To assess our improved NACA for the detection of tumor necrosis.
We increased the blood circulation time of our NACA by adding an albumin-binding domain to the molecular structure. We tested the necrosis avidity on dead or alive cultured cells and performed SPECT and fluorescence imaging of both spontaneous and treatment-induced necrosis in murine breast cancer models. We simultaneously recorded [ ¹⁸ F]FDG-PET and bioluminescence images for complementary detection of tumor viability.

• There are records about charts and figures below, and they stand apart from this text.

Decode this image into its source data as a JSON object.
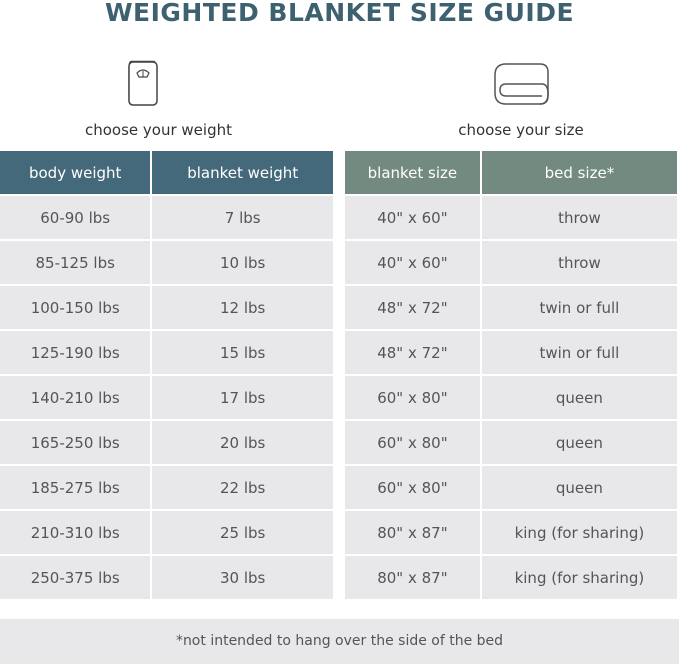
{
  "title": "WEIGHTED BLANKET SIZE GUIDE",
  "left": {
    "icon": "scale-icon",
    "caption": "choose your weight",
    "headers": [
      "body weight",
      "blanket weight"
    ],
    "rows": [
      [
        "60-90 lbs",
        "7 lbs"
      ],
      [
        "85-125 lbs",
        "10 lbs"
      ],
      [
        "100-150 lbs",
        "12 lbs"
      ],
      [
        "125-190 lbs",
        "15 lbs"
      ],
      [
        "140-210 lbs",
        "17 lbs"
      ],
      [
        "165-250 lbs",
        "20 lbs"
      ],
      [
        "185-275 lbs",
        "22 lbs"
      ],
      [
        "210-310 lbs",
        "25 lbs"
      ],
      [
        "250-375 lbs",
        "30 lbs"
      ]
    ],
    "header_color": "#44697b"
  },
  "right": {
    "icon": "folded-blanket-icon",
    "caption": "choose your size",
    "headers": [
      "blanket size",
      "bed size*"
    ],
    "rows": [
      [
        "40\" x 60\"",
        "throw"
      ],
      [
        "40\" x 60\"",
        "throw"
      ],
      [
        "48\" x 72\"",
        "twin or full"
      ],
      [
        "48\" x 72\"",
        "twin or full"
      ],
      [
        "60\" x 80\"",
        "queen"
      ],
      [
        "60\" x 80\"",
        "queen"
      ],
      [
        "60\" x 80\"",
        "queen"
      ],
      [
        "80\" x 87\"",
        "king (for sharing)"
      ],
      [
        "80\" x 87\"",
        "king (for sharing)"
      ]
    ],
    "header_color": "#738a81"
  },
  "footnote": "*not intended to hang over the side of the bed"
}
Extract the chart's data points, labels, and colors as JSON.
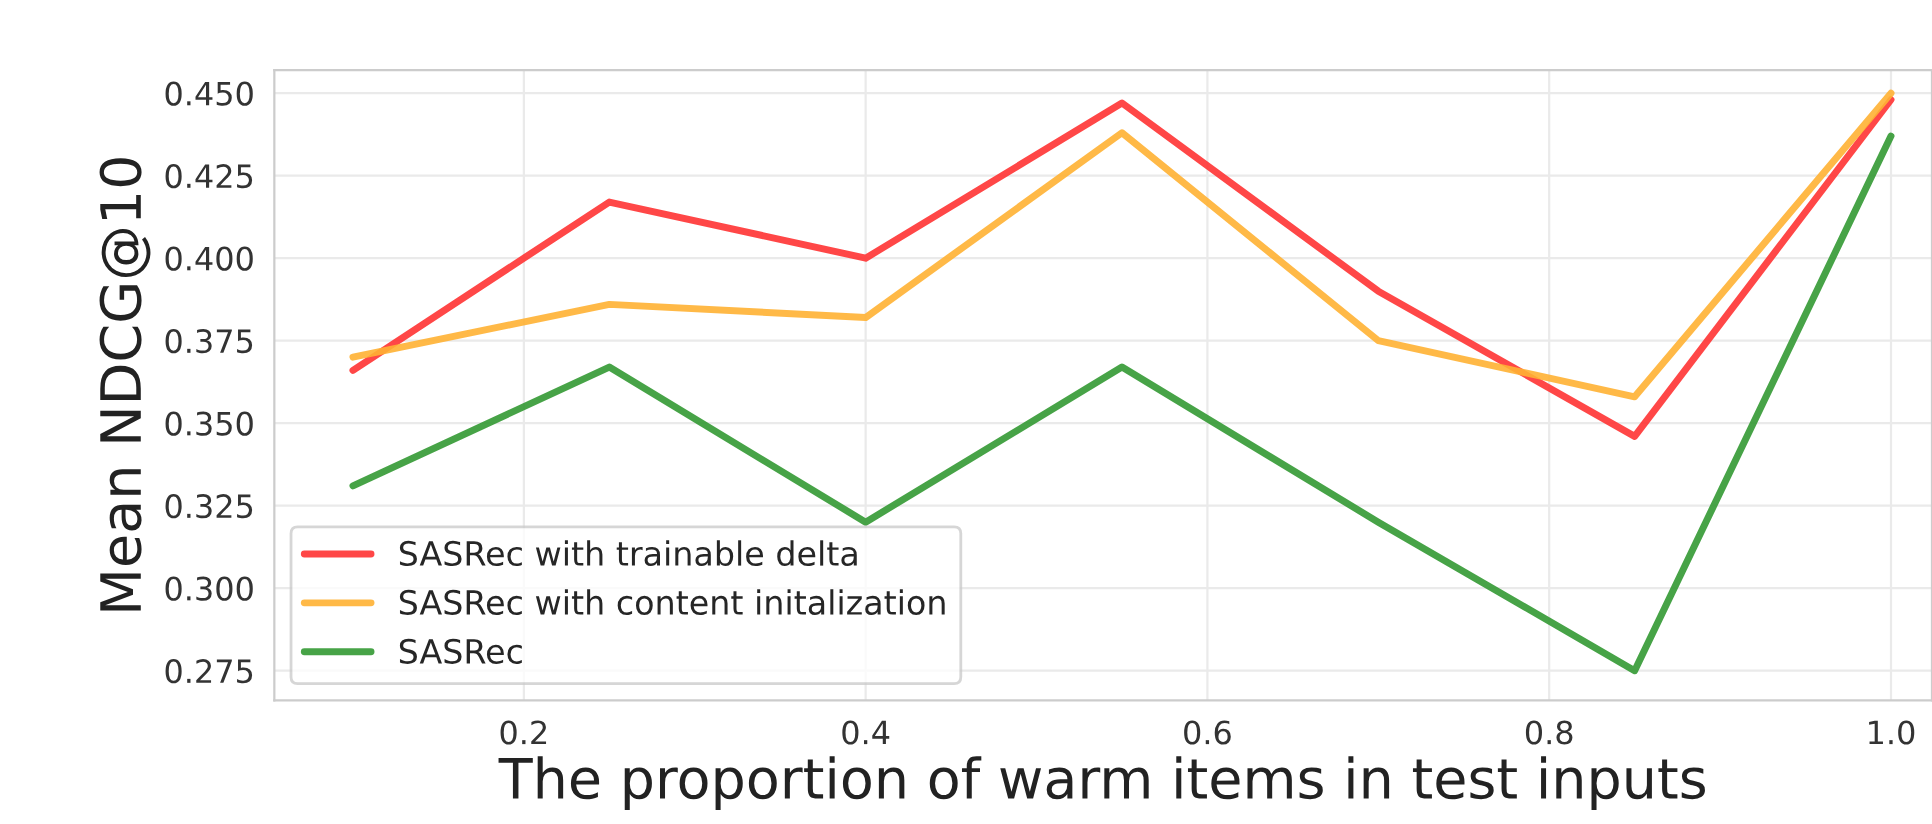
{
  "chart_data": {
    "type": "line",
    "xlabel": "The proportion of warm items in test inputs",
    "ylabel": "Mean NDCG@10",
    "x": [
      0.1,
      0.25,
      0.4,
      0.55,
      0.7,
      0.85,
      1.0
    ],
    "series": [
      {
        "name": "SASRec with trainable delta",
        "color": "#ff3333",
        "values": [
          0.366,
          0.417,
          0.4,
          0.447,
          0.39,
          0.346,
          0.448
        ]
      },
      {
        "name": "SASRec with content initalization",
        "color": "#ffb133",
        "values": [
          0.37,
          0.386,
          0.382,
          0.438,
          0.375,
          0.358,
          0.45
        ]
      },
      {
        "name": "SASRec",
        "color": "#339933",
        "values": [
          0.331,
          0.367,
          0.32,
          0.367,
          0.32,
          0.275,
          0.437
        ]
      }
    ],
    "xlim": [
      0.054,
      1.024
    ],
    "ylim": [
      0.266,
      0.457
    ],
    "xticks": [
      {
        "value": 0.2,
        "label": "0.2"
      },
      {
        "value": 0.4,
        "label": "0.4"
      },
      {
        "value": 0.6,
        "label": "0.6"
      },
      {
        "value": 0.8,
        "label": "0.8"
      },
      {
        "value": 1.0,
        "label": "1.0"
      }
    ],
    "yticks": [
      {
        "value": 0.275,
        "label": "0.275"
      },
      {
        "value": 0.3,
        "label": "0.300"
      },
      {
        "value": 0.325,
        "label": "0.325"
      },
      {
        "value": 0.35,
        "label": "0.350"
      },
      {
        "value": 0.375,
        "label": "0.375"
      },
      {
        "value": 0.4,
        "label": "0.400"
      },
      {
        "value": 0.425,
        "label": "0.425"
      },
      {
        "value": 0.45,
        "label": "0.450"
      }
    ],
    "grid": true,
    "legend": "bottom left",
    "marker": "none",
    "line_style": "solid"
  }
}
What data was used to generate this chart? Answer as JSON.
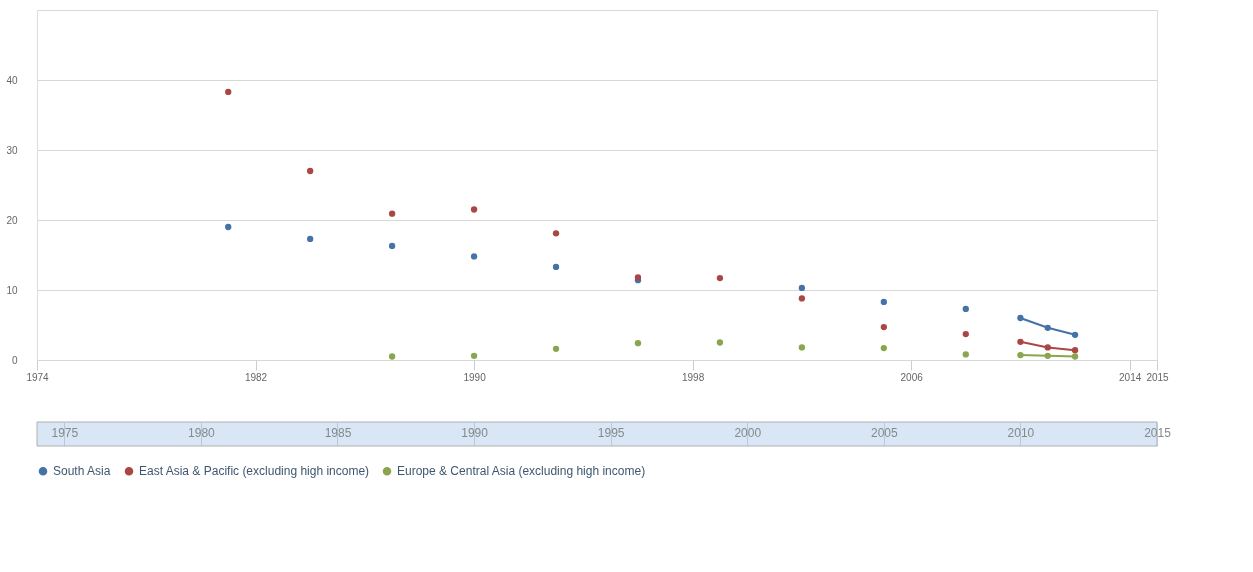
{
  "chart_data": {
    "type": "line",
    "marker": "circle",
    "line_style": "solid",
    "grid": "y",
    "legend": "bottom",
    "x": [
      1981,
      1982,
      1983,
      1984,
      1985,
      1986,
      1987,
      1988,
      1989,
      1990,
      1991,
      1992,
      1993,
      1994,
      1995,
      1996,
      1997,
      1998,
      1999,
      2000,
      2001,
      2002,
      2003,
      2004,
      2005,
      2006,
      2007,
      2008,
      2009,
      2010,
      2011,
      2012
    ],
    "xlim": [
      1974,
      2015
    ],
    "xticks": [
      1974,
      1982,
      1990,
      1998,
      2006,
      2014,
      2015
    ],
    "x2lim": [
      1974,
      2015
    ],
    "x2ticks": [
      1975,
      1980,
      1985,
      1990,
      1995,
      2000,
      2005,
      2010,
      2015
    ],
    "ylim": [
      0,
      50
    ],
    "yticks": [
      0,
      10,
      20,
      30,
      40,
      {
        "value": 50,
        "label": null
      }
    ],
    "series": [
      {
        "name": "South Asia",
        "color": "#4572a7",
        "values": [
          19.0,
          null,
          null,
          17.3,
          null,
          null,
          16.3,
          null,
          null,
          14.8,
          null,
          null,
          13.3,
          null,
          null,
          11.4,
          null,
          null,
          null,
          null,
          null,
          10.3,
          null,
          null,
          8.3,
          null,
          null,
          7.3,
          null,
          6.0,
          4.6,
          3.6
        ]
      },
      {
        "name": "East Asia & Pacific (excluding high income)",
        "color": "#aa4643",
        "values": [
          38.3,
          null,
          null,
          27.0,
          null,
          null,
          20.9,
          null,
          null,
          21.5,
          null,
          null,
          18.1,
          null,
          null,
          11.8,
          null,
          null,
          11.7,
          null,
          null,
          8.8,
          null,
          null,
          4.7,
          null,
          null,
          3.7,
          null,
          2.6,
          1.8,
          1.4
        ]
      },
      {
        "name": "Europe & Central Asia (excluding high income)",
        "color": "#89a54e",
        "values": [
          null,
          null,
          null,
          null,
          null,
          null,
          0.5,
          null,
          null,
          0.6,
          null,
          null,
          1.6,
          null,
          null,
          2.4,
          null,
          null,
          2.5,
          null,
          null,
          1.8,
          null,
          null,
          1.7,
          null,
          null,
          0.8,
          null,
          0.7,
          0.6,
          0.5
        ]
      }
    ]
  }
}
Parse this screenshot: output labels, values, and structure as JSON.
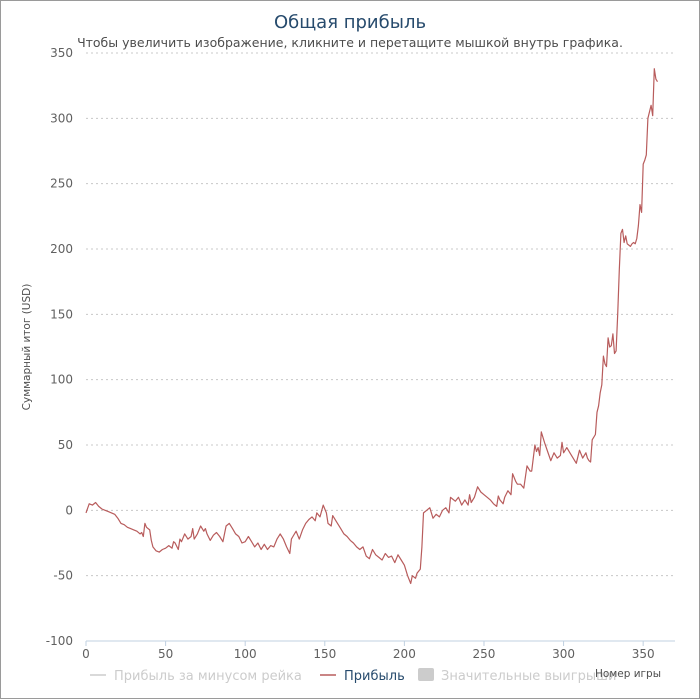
{
  "chart_data": {
    "type": "line",
    "title": "Общая прибыль",
    "subtitle": "Чтобы увеличить изображение, кликните и перетащите мышкой внутрь графика.",
    "xlabel": "Номер игры",
    "ylabel": "Суммарный итог (USD)",
    "xlim": [
      0,
      370
    ],
    "ylim": [
      -100,
      350
    ],
    "xticks": [
      0,
      50,
      100,
      150,
      200,
      250,
      300,
      350
    ],
    "yticks": [
      -100,
      -50,
      0,
      50,
      100,
      150,
      200,
      250,
      300,
      350
    ],
    "grid": true,
    "legend_position": "bottom",
    "series": [
      {
        "name": "Прибыль",
        "color": "#b85c5c",
        "points": [
          [
            0,
            -2
          ],
          [
            2,
            5
          ],
          [
            4,
            4
          ],
          [
            6,
            6
          ],
          [
            8,
            3
          ],
          [
            10,
            1
          ],
          [
            12,
            0
          ],
          [
            14,
            -1
          ],
          [
            16,
            -2
          ],
          [
            18,
            -3
          ],
          [
            20,
            -6
          ],
          [
            22,
            -10
          ],
          [
            24,
            -11
          ],
          [
            26,
            -13
          ],
          [
            28,
            -14
          ],
          [
            30,
            -15
          ],
          [
            32,
            -16
          ],
          [
            34,
            -18
          ],
          [
            35,
            -17
          ],
          [
            36,
            -20
          ],
          [
            37,
            -10
          ],
          [
            38,
            -13
          ],
          [
            40,
            -15
          ],
          [
            41,
            -23
          ],
          [
            42,
            -28
          ],
          [
            44,
            -31
          ],
          [
            46,
            -32
          ],
          [
            48,
            -30
          ],
          [
            50,
            -29
          ],
          [
            52,
            -27
          ],
          [
            54,
            -29
          ],
          [
            55,
            -24
          ],
          [
            56,
            -25
          ],
          [
            58,
            -30
          ],
          [
            59,
            -22
          ],
          [
            60,
            -24
          ],
          [
            62,
            -18
          ],
          [
            64,
            -22
          ],
          [
            66,
            -20
          ],
          [
            67,
            -14
          ],
          [
            68,
            -22
          ],
          [
            70,
            -18
          ],
          [
            72,
            -12
          ],
          [
            74,
            -16
          ],
          [
            75,
            -14
          ],
          [
            76,
            -18
          ],
          [
            78,
            -23
          ],
          [
            80,
            -19
          ],
          [
            82,
            -17
          ],
          [
            84,
            -20
          ],
          [
            86,
            -24
          ],
          [
            87,
            -18
          ],
          [
            88,
            -12
          ],
          [
            90,
            -10
          ],
          [
            92,
            -14
          ],
          [
            94,
            -18
          ],
          [
            96,
            -20
          ],
          [
            98,
            -25
          ],
          [
            100,
            -24
          ],
          [
            102,
            -20
          ],
          [
            104,
            -24
          ],
          [
            106,
            -28
          ],
          [
            108,
            -25
          ],
          [
            110,
            -30
          ],
          [
            112,
            -26
          ],
          [
            114,
            -30
          ],
          [
            116,
            -27
          ],
          [
            118,
            -28
          ],
          [
            119,
            -25
          ],
          [
            120,
            -22
          ],
          [
            122,
            -18
          ],
          [
            124,
            -22
          ],
          [
            126,
            -28
          ],
          [
            128,
            -33
          ],
          [
            129,
            -22
          ],
          [
            130,
            -20
          ],
          [
            132,
            -16
          ],
          [
            134,
            -22
          ],
          [
            136,
            -15
          ],
          [
            138,
            -10
          ],
          [
            140,
            -7
          ],
          [
            142,
            -5
          ],
          [
            144,
            -8
          ],
          [
            145,
            -2
          ],
          [
            147,
            -5
          ],
          [
            149,
            4
          ],
          [
            151,
            -2
          ],
          [
            152,
            -10
          ],
          [
            154,
            -12
          ],
          [
            155,
            -4
          ],
          [
            157,
            -8
          ],
          [
            160,
            -14
          ],
          [
            162,
            -18
          ],
          [
            164,
            -20
          ],
          [
            166,
            -23
          ],
          [
            168,
            -25
          ],
          [
            170,
            -28
          ],
          [
            172,
            -30
          ],
          [
            174,
            -28
          ],
          [
            176,
            -35
          ],
          [
            178,
            -37
          ],
          [
            180,
            -30
          ],
          [
            182,
            -34
          ],
          [
            184,
            -36
          ],
          [
            186,
            -38
          ],
          [
            188,
            -33
          ],
          [
            190,
            -36
          ],
          [
            192,
            -35
          ],
          [
            194,
            -40
          ],
          [
            196,
            -34
          ],
          [
            198,
            -38
          ],
          [
            200,
            -42
          ],
          [
            202,
            -50
          ],
          [
            204,
            -56
          ],
          [
            205,
            -50
          ],
          [
            207,
            -52
          ],
          [
            208,
            -48
          ],
          [
            210,
            -45
          ],
          [
            211,
            -28
          ],
          [
            212,
            -2
          ],
          [
            214,
            0
          ],
          [
            216,
            2
          ],
          [
            218,
            -6
          ],
          [
            220,
            -3
          ],
          [
            222,
            -5
          ],
          [
            224,
            0
          ],
          [
            226,
            2
          ],
          [
            228,
            -2
          ],
          [
            229,
            10
          ],
          [
            230,
            9
          ],
          [
            232,
            7
          ],
          [
            234,
            10
          ],
          [
            236,
            4
          ],
          [
            238,
            8
          ],
          [
            240,
            4
          ],
          [
            241,
            12
          ],
          [
            242,
            6
          ],
          [
            244,
            10
          ],
          [
            246,
            18
          ],
          [
            248,
            14
          ],
          [
            250,
            12
          ],
          [
            252,
            10
          ],
          [
            254,
            8
          ],
          [
            256,
            5
          ],
          [
            258,
            3
          ],
          [
            259,
            11
          ],
          [
            260,
            8
          ],
          [
            262,
            5
          ],
          [
            263,
            10
          ],
          [
            265,
            15
          ],
          [
            267,
            12
          ],
          [
            268,
            28
          ],
          [
            270,
            22
          ],
          [
            271,
            20
          ],
          [
            273,
            20
          ],
          [
            275,
            17
          ],
          [
            277,
            34
          ],
          [
            279,
            30
          ],
          [
            280,
            30
          ],
          [
            282,
            50
          ],
          [
            283,
            45
          ],
          [
            284,
            48
          ],
          [
            285,
            42
          ],
          [
            286,
            60
          ],
          [
            288,
            52
          ],
          [
            290,
            45
          ],
          [
            292,
            38
          ],
          [
            294,
            44
          ],
          [
            296,
            40
          ],
          [
            298,
            42
          ],
          [
            299,
            52
          ],
          [
            300,
            44
          ],
          [
            302,
            48
          ],
          [
            304,
            44
          ],
          [
            306,
            40
          ],
          [
            308,
            36
          ],
          [
            310,
            46
          ],
          [
            312,
            40
          ],
          [
            314,
            44
          ],
          [
            315,
            40
          ],
          [
            316,
            38
          ],
          [
            317,
            37
          ],
          [
            318,
            54
          ],
          [
            320,
            58
          ],
          [
            321,
            75
          ],
          [
            322,
            80
          ],
          [
            323,
            90
          ],
          [
            324,
            96
          ],
          [
            325,
            118
          ],
          [
            326,
            112
          ],
          [
            327,
            110
          ],
          [
            328,
            132
          ],
          [
            329,
            125
          ],
          [
            330,
            126
          ],
          [
            331,
            135
          ],
          [
            332,
            120
          ],
          [
            333,
            122
          ],
          [
            334,
            150
          ],
          [
            335,
            184
          ],
          [
            336,
            212
          ],
          [
            337,
            215
          ],
          [
            338,
            205
          ],
          [
            339,
            210
          ],
          [
            340,
            204
          ],
          [
            342,
            202
          ],
          [
            343,
            204
          ],
          [
            344,
            205
          ],
          [
            345,
            204
          ],
          [
            346,
            208
          ],
          [
            347,
            218
          ],
          [
            348,
            234
          ],
          [
            349,
            228
          ],
          [
            350,
            265
          ],
          [
            351,
            268
          ],
          [
            352,
            272
          ],
          [
            353,
            300
          ],
          [
            354,
            305
          ],
          [
            355,
            310
          ],
          [
            356,
            302
          ],
          [
            357,
            338
          ],
          [
            358,
            330
          ],
          [
            359,
            328
          ]
        ]
      }
    ],
    "legend": [
      {
        "label": "Прибыль за минусом рейка",
        "color": "#cccccc",
        "symbol": "line",
        "visible": false
      },
      {
        "label": "Прибыль",
        "color": "#b85c5c",
        "symbol": "line",
        "visible": true
      },
      {
        "label": "Значительные выигрыши",
        "color": "#cccccc",
        "symbol": "box",
        "visible": false
      }
    ]
  }
}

We generated two albumin-binding IRDye800CW derivatives which were labeled with indium-111 with high radiochemical purity. Surprisingly, both albumin-binding NACAs had >10x higher in vitro binding towards dead cells. We selected [ ¹¹¹ In]3 for in vivo experiments which showed higher dead cell binding in vitro and in vivo stability. The doxorubicin-treated tumors showed increased [ ¹¹¹ In]3-uptake (1.74 ± 0.08%ID/g after saline treatment, 2.25 ± 0.16%ID/g after doxorubicin treatment, p = 0.044) and decreased [ ¹⁸ F]FDG-uptake (3.02 ± 0.51%ID/g after saline treatment, 1.79 ± 0.11%ID/g after doxorubicin treatment, p = 0.040), indicating therapy efficacy. Moreover, we detected increased [ ¹¹¹ In]3-uptake and tumor necrosis in more rapidly growing EMT6 tumors.
Our albumin-binding NACA based on IRDye800CW facilitates tumor-necrosis imaging for assessment of therapy efficacy and aggressiveness in solid tumors using both fluorescence and SPECT imaging.